Míriam Leitão também falou sobre uma ideia que, segundo ela, ainda afasta muitos leitores de “Grande Sertão: Veredas”: a fama de ser um livro difícil. Para a jornalista, talvez seja preciso abandonar a expectativa de compreender racionalmente cada palavra e permitir que a obra conduza a leitura. É preciso, como aconselhou, “ouvir a música” do livro.

É justamente essa relação com a linguagem que, para Míriam, faz da obra uma experiência de encantamento. Guimarães Rosa olha para a natureza, para o pássaro, para a serra, para os personagens e para o amor com uma atenção que acaba contaminando o leitor.

“Eu quero que mais gente se apaixone, como eu me apaixonei aos 17 anos e nunca mais me desapaixonei. Eu sou uma encantada por João Guimarães Rosa”, afirmou a jornalista.

A travessia continua

A conversa avançou, então, para uma pergunta que aproximou a obra de Rosa dos desafios do presente: qual travessia ainda precisamos fazer? Questionada por Jamil Chade sobre os caminhos necessários para enfrentar a questão social brasileira, Míriam retomou uma das imagens mais marcantes do romance. Para ela, “Grande Sertão: Veredas” começa num travessão e termina na travessia – e é justamente por isso que ela continua. A jornalista reconheceu não ter uma resposta definitiva sobre o caminho que o Brasil precisa percorrer, mas afirmou acreditar que continuar a travessia talvez seja parte dessa resposta, porque é no meio do caminho que encontramos “o real”.

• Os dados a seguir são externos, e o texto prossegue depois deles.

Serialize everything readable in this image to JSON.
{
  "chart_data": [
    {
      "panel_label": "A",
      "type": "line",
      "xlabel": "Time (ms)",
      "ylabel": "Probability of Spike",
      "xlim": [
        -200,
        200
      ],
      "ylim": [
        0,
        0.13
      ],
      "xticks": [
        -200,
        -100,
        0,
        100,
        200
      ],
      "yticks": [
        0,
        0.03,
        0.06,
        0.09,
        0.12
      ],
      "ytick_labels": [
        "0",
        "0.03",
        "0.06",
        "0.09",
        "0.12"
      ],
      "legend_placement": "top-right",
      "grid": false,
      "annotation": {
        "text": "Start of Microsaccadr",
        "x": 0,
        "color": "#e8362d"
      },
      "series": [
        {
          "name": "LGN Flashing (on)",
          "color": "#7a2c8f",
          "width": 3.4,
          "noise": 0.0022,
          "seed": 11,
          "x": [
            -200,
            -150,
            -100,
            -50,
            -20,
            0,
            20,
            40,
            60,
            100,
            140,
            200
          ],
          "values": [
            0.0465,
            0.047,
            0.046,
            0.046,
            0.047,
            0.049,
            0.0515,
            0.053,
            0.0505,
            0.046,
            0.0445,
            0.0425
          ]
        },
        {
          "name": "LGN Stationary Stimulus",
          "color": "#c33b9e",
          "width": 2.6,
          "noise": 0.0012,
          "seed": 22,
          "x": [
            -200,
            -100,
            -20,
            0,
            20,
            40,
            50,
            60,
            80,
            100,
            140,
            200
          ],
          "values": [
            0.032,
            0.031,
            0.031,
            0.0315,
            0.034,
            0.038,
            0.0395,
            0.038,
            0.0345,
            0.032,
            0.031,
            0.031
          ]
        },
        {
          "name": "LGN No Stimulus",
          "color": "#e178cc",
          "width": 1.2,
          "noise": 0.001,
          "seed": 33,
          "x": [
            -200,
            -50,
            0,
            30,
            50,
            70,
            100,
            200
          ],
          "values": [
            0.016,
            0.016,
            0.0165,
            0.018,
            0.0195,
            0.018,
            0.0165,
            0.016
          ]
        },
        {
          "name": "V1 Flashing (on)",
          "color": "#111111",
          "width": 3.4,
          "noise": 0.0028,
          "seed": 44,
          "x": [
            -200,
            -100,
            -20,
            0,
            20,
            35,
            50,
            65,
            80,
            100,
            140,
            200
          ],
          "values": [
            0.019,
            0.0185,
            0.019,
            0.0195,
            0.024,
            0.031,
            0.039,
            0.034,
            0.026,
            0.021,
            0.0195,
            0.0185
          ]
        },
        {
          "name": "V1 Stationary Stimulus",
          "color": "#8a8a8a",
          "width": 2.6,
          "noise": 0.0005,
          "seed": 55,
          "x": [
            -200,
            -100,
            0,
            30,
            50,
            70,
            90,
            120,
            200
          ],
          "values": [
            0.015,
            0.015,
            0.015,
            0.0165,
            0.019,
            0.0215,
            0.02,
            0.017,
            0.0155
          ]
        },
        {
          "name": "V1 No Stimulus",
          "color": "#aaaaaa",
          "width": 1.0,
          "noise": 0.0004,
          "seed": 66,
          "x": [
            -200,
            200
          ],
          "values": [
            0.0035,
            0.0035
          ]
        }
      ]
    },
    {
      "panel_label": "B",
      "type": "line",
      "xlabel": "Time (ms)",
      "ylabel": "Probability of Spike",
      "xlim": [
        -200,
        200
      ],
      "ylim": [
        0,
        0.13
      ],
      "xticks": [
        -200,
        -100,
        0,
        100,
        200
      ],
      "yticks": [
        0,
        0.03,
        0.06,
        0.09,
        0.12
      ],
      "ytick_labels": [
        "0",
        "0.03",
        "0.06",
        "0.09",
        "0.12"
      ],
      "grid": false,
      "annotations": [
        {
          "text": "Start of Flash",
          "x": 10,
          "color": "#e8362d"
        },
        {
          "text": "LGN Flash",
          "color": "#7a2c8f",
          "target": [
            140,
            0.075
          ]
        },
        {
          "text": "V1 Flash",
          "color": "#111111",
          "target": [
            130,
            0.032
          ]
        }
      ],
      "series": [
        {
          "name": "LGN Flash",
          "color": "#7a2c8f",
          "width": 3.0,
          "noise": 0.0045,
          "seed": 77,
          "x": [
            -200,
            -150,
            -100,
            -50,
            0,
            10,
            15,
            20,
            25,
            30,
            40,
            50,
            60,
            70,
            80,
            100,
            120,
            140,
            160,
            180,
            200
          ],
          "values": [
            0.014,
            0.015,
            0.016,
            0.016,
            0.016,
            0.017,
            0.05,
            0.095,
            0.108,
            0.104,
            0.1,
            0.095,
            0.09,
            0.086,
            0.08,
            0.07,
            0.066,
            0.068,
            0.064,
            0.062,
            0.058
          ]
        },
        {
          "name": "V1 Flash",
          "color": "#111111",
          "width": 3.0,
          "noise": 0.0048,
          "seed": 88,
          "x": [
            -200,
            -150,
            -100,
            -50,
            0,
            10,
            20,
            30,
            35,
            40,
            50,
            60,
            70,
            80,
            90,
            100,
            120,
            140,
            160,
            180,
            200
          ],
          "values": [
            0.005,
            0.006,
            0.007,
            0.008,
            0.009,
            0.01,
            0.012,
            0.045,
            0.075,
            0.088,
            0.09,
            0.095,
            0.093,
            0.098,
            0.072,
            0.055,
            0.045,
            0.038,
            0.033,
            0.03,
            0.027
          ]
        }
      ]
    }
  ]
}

Mia Couto levou a mesma reflexão para uma escala mais ampla. Ao pensar nos desafios do mundo contemporâneo, defendeu a necessidade de questionar modelos políticos e as estruturas que organizam a vida coletiva e, para o escritor, escolher representantes e participar da vida pública são exercícios de cidadania que exigem responsabilidade. Mas falou também de algo maior: a necessidade de recuperar a paixão pela vida e o respeito pelo mundo que habitamos.

Biólogo de formação, Mia Couto recorreu à própria dimensão da vida para lembrar a sua complexidade e grandiosidade. Entre células, organismos e tudo aquilo que nos conecta ao mundo, a sua reflexão devolveu a conversa a uma ideia que atravessou toda a noite: não somos separados daquilo que nos cerca. Setenta anos depois, “Grande Sertão: Veredas” talvez continue vivo justamente porque não entrega respostas prontas e, para o trio de autores, o livro segue pedindo escuta, imaginação e disposição para atravessar aquilo que ainda não compreendemos completamente.

Ao final do encontro, Celso Adolfo subiu ao palco com o violão para apresentar canções inspiradas no universo de Guimarães Rosa. Em palco, Jamil Chade também se juntou à apresentação, acompanhando Celso com a flauta transversal e levando a travessia rosiana na mesa para outro território: o da música.

História do Festival

Realizado pela “Associação Cultura Sempre um Papo”, liderada por Afonso Borges, o Fliparacatu chegou à sua quarta edição consolidado como “um dos principais festivais literários do país”. Desde a sua estreia em 2023, o Festival Literário Internacional de Paracatu (Fliparacatu) é visto como “um polo de intercâmbio cultural e pensamento crítico no interior mineiro”.

Esta nova edição do Fliparacatu teve patrocínio master da Kinross, via Lei Rouanet, e apoio da Prefeitura local e da Academia de Letras do Noroeste de Minas.

A curadoria nacional foi assinada por Sérgio Abranches e Calila das Mercês, ao lado do idealizador e presidente do festival, Afonso Borges. As atividades locais foram conduzidas por Daniela Prado, e a curadoria infantojuvenil ficou a cargo de Rafael Nolli. Além dos debates literários e do tradicional Prémio de Redação e de Desenho voltado a estudantes locais, o evento realizou uma exposição ao ar livre com 24 reproduções de obras do pintor Alberto da Veiga Guignard, com a curadoria da museóloga Ângela Gutierrez.

Com programação gratuita, acessibilidade em Libras e transmissão online pelo YouTube, o festival aconteceu entre os dias 26 e 30 de agosto, de quarta a domingo, no Centro Histórico de Paracatu, em Minas Gerais, Brasil.